Not only do men and women feel pain differently, but medication that relieves men's pain won't necessarily work as well -- or at all, in some cases -- in women. Until 1993, the U.S. Food and Drug Administration (FDA) regulations excluded "women of childbearing age" from participating in clinical trial phases for new drugs, which meant that pharmaceutical companies often only tested on men [source: Toomey]. As a result, many painkiller formulations and dosages were developed based on the male body's pain response.
Morphine, one of the most commonly used painkillers, doesn't perform as effectively in both genders. For surgery patients undergoing general anesthesia, females require at least 30 percent more morphine than males [source: Toomey]. In addition, nalbuphine, which is often used to anesthetize women during childbirth, does little to mitigate pain in men [source: Economist].

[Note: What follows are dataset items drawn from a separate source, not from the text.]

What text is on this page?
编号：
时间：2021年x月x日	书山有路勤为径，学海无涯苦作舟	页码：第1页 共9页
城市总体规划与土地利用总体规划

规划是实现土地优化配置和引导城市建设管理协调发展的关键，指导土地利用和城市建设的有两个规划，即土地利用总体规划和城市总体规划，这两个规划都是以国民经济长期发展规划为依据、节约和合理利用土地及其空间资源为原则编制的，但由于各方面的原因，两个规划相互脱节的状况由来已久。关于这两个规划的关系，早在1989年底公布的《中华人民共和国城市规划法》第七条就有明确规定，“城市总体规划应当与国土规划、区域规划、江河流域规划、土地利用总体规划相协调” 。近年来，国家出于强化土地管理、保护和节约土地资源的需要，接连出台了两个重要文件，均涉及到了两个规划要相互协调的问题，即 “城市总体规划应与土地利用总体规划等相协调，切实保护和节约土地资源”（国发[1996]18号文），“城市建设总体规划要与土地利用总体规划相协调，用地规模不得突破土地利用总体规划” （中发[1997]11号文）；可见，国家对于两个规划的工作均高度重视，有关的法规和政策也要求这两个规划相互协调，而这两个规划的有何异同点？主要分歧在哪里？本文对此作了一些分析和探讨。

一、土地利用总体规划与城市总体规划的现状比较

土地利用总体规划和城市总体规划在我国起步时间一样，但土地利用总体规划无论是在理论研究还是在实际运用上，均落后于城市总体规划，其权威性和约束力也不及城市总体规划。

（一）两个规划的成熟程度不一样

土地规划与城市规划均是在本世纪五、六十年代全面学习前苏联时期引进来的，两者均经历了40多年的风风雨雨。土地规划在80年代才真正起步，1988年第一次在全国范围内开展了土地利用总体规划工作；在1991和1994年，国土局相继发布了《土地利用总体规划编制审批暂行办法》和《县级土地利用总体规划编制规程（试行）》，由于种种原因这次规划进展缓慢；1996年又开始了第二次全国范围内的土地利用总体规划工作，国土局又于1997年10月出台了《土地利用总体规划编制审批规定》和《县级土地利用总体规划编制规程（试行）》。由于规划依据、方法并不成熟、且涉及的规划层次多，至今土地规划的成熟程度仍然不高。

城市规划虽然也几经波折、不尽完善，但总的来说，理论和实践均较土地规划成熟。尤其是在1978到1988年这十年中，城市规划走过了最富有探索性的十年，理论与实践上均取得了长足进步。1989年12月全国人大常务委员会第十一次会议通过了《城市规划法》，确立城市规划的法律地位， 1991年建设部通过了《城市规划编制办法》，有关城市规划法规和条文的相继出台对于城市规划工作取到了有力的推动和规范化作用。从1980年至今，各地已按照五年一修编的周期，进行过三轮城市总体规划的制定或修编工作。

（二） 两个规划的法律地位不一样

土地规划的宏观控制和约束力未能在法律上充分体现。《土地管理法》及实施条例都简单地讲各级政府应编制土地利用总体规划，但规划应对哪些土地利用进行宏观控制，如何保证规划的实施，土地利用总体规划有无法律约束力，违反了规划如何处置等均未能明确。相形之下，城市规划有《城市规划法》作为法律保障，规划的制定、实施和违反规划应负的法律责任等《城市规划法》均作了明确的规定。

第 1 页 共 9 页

Scientists attribute those gendered effects to variations in male and female brains. Both medications relieve pain by activating opioid receptors in the brain; opioid receptors counteract pain by blocking neurons from transmitting pain signals. Yet, morphine binds to a class of opioid receptors called mu receptors, and nalbuphine binds to kappa receptors. PET scans have shown, however, that mu receptors in healthy male and female brains activate through different pathways [source: Toomey]. Moreover, the male mu opioid system plays the starring role in pain relief, while the kappa system dominates in females.
Since drug testing was primarily focused on male pain responses in the past, the most popular painkillers were designed to stimulate mu opioids. As a result, chronic and severe pain in women has been harder to treat successfully. But now that scientists recognize that kappa receptor opioids better stifle pain in women, some are designing so-called "pink and blue painkillers" specifically tailored to males' and females' unique pain response systems [source: Economist]. If that becomes a medical reality, perhaps the gender pain gap will narrow in the future.